I found the bistro easily enough. It was a warm and sunny day, a rarity considering it was still the middle of February. I was the first to arrive, so I had the hostess show me to a small table out on the patio where I could get plenty of fresh air. My stomach had settled down, but the crisp breeze that passed by was exactly what I needed to officially clear my head. I closed my eyes, trying to concentrate on the sound of traffic, the gentle chatter of bistro patrons, the cooing of pigeons who were resting on building ledges.
Molly sat down abruptly, the chair screeching under her weight. I opened my eyes, startled.
“What’s this about?” she asked, right to the point.
“I’m… Well, I’m–”
Before I could make a bumbling idiot of myself, the server arrived. He seemed nice enough, but there was a feeling of air headedness that radiated off of him as he smiled like there was no tomorrow.
“Good afternoon, ladies,” he started. “My name’s Tom, I’ll be your server today. Can I start you two off with any drinks?”
“We’ll have two Bellinis, please,” ordered Molly.
“Actually,” I interjected, “just one Bellini. I’ll have a water.”
“Excellent, I’ll be right back,” said the waiter before disappearing indoors.

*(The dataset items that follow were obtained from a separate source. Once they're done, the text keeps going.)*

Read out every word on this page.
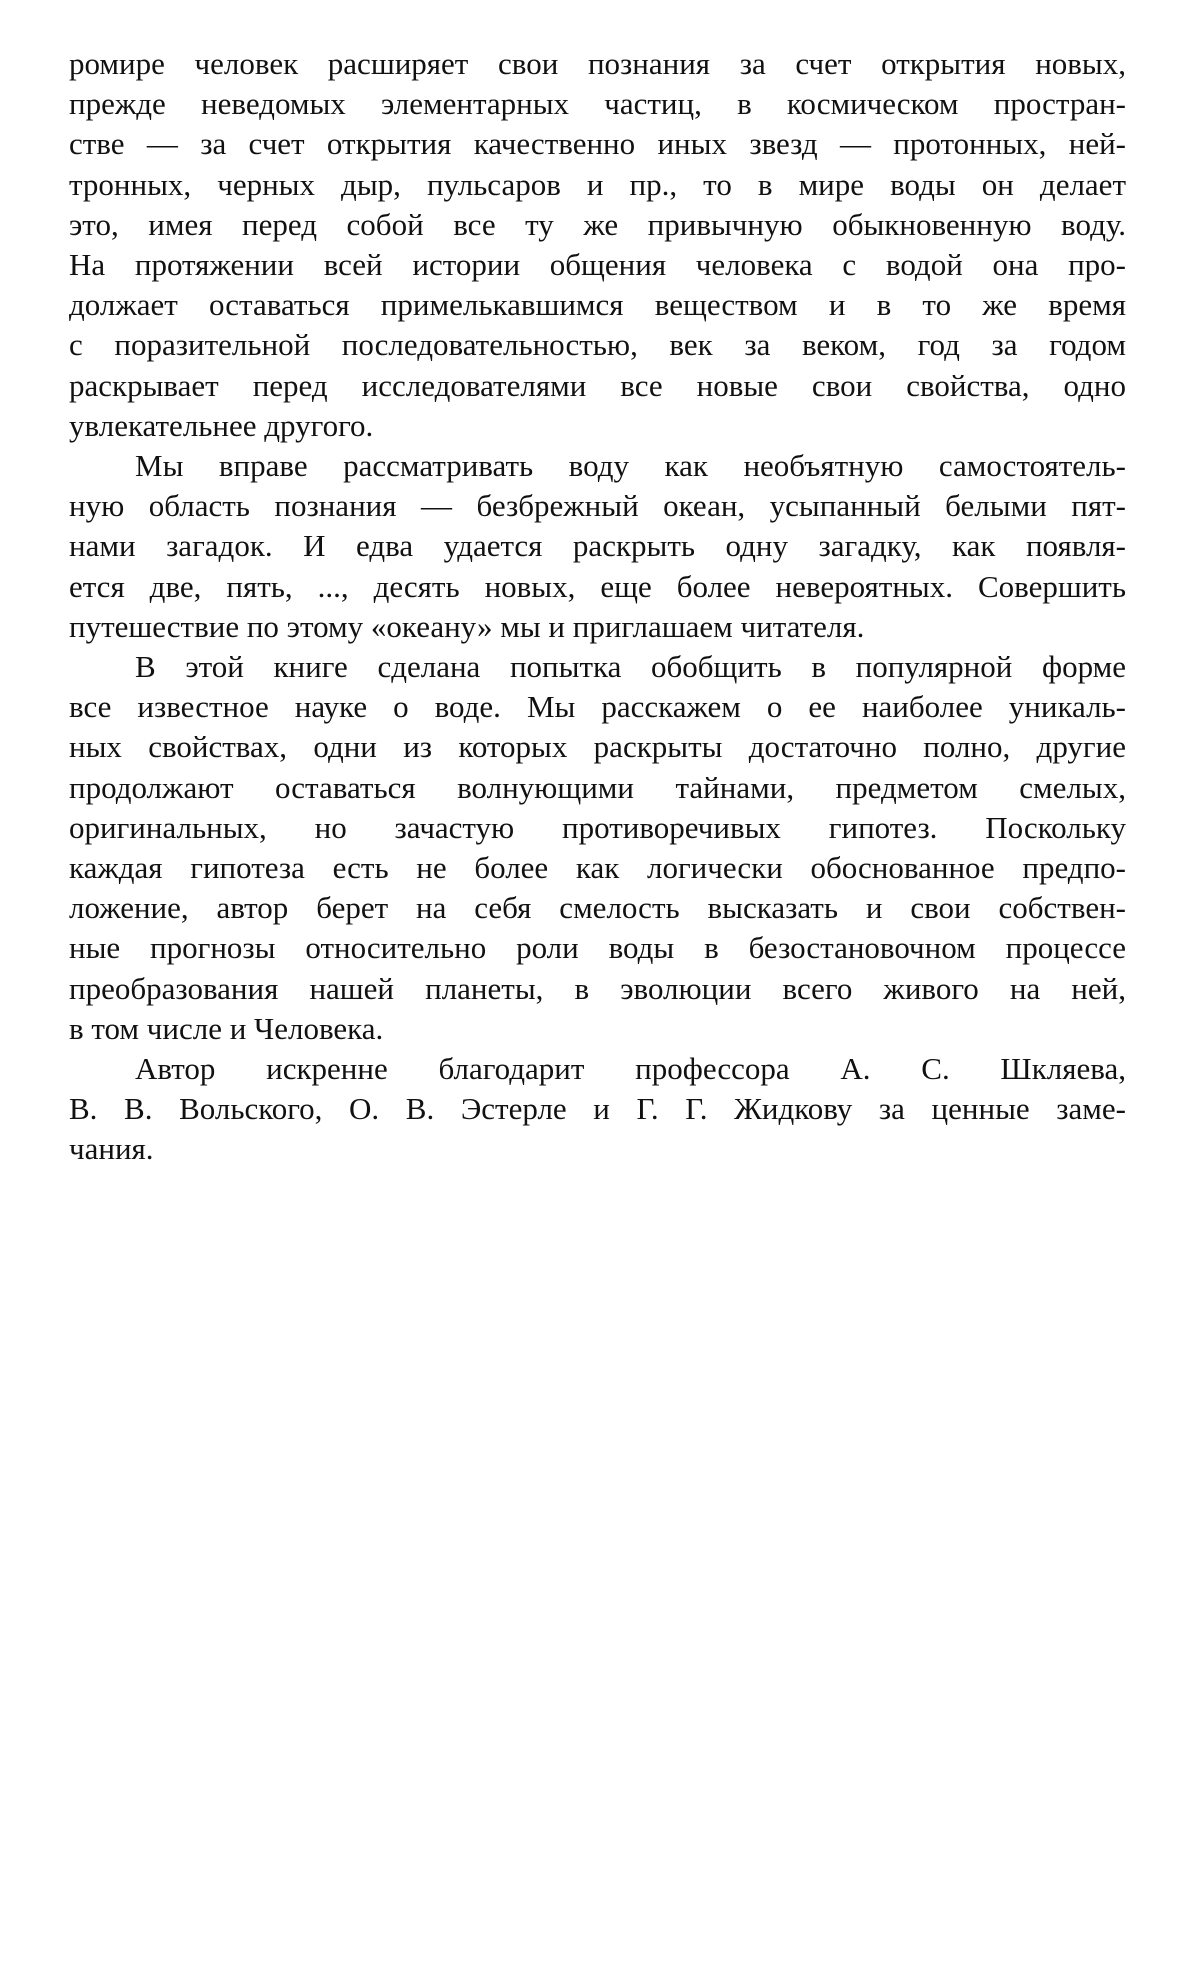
ромире человек расширяет свои познания за счет открытия новых,
прежде неведомых элементарных частиц, в космическом простран-
стве — за счет открытия качественно иных звезд — протонных, ней-
тронных, черных дыр, пульсаров и пр., то в мире воды он делает
это, имея перед собой все ту же привычную обыкновенную воду.
На протяжении всей истории общения человека с водой она про-
должает оставаться примелькавшимся веществом и в то же время
с поразительной последовательностью, век за веком, год за годом
раскрывает перед исследователями все новые свои свойства, одно
увлекательнее другого.

Мы вправе рассматривать воду как необъятную самостоятель-
ную область познания — безбрежный океан, усыпанный белыми пят-
нами загадок. И едва удается раскрыть одну загадку, как появля-
ется две, пять, ..., десять новых, еще более невероятных. Совершить
путешествие по этому «океану» мы и приглашаем читателя.

В этой книге сделана попытка обобщить в популярной форме
все известное науке о воде. Мы расскажем о ее наиболее уникаль-
ных свойствах, одни из которых раскрыты достаточно полно, другие
продолжают оставаться волнующими тайнами, предметом смелых,
оригинальных, но зачастую противоречивых гипотез. Поскольку
каждая гипотеза есть не более как логически обоснованное предпо-
ложение, автор берет на себя смелость высказать и свои собствен-
ные прогнозы относительно роли воды в безостановочном процессе
преобразования нашей планеты, в эволюции всего живого на ней,
в том числе и Человека.

Автор искренне благодарит профессора А. С. Шкляева,
В. В. Вольского, О. В. Эстерле и Г. Г. Жидкову за ценные заме-
чания.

The look on Molly’s face was priceless. It was a combination of stunned horror and delightful surprise. Her eyes were wide, eyebrows raised, lips slightly parted from speechlessness.
“You’re pregnant,” she said. This was a statement, not a question.
“Yes,” I sighed. My eyes were starting to sting again, an unbearable heaviness becoming evident on my chest. I started to cry again, weeping into my hands. Damn hormones. “I don’t know what to do, Molly.”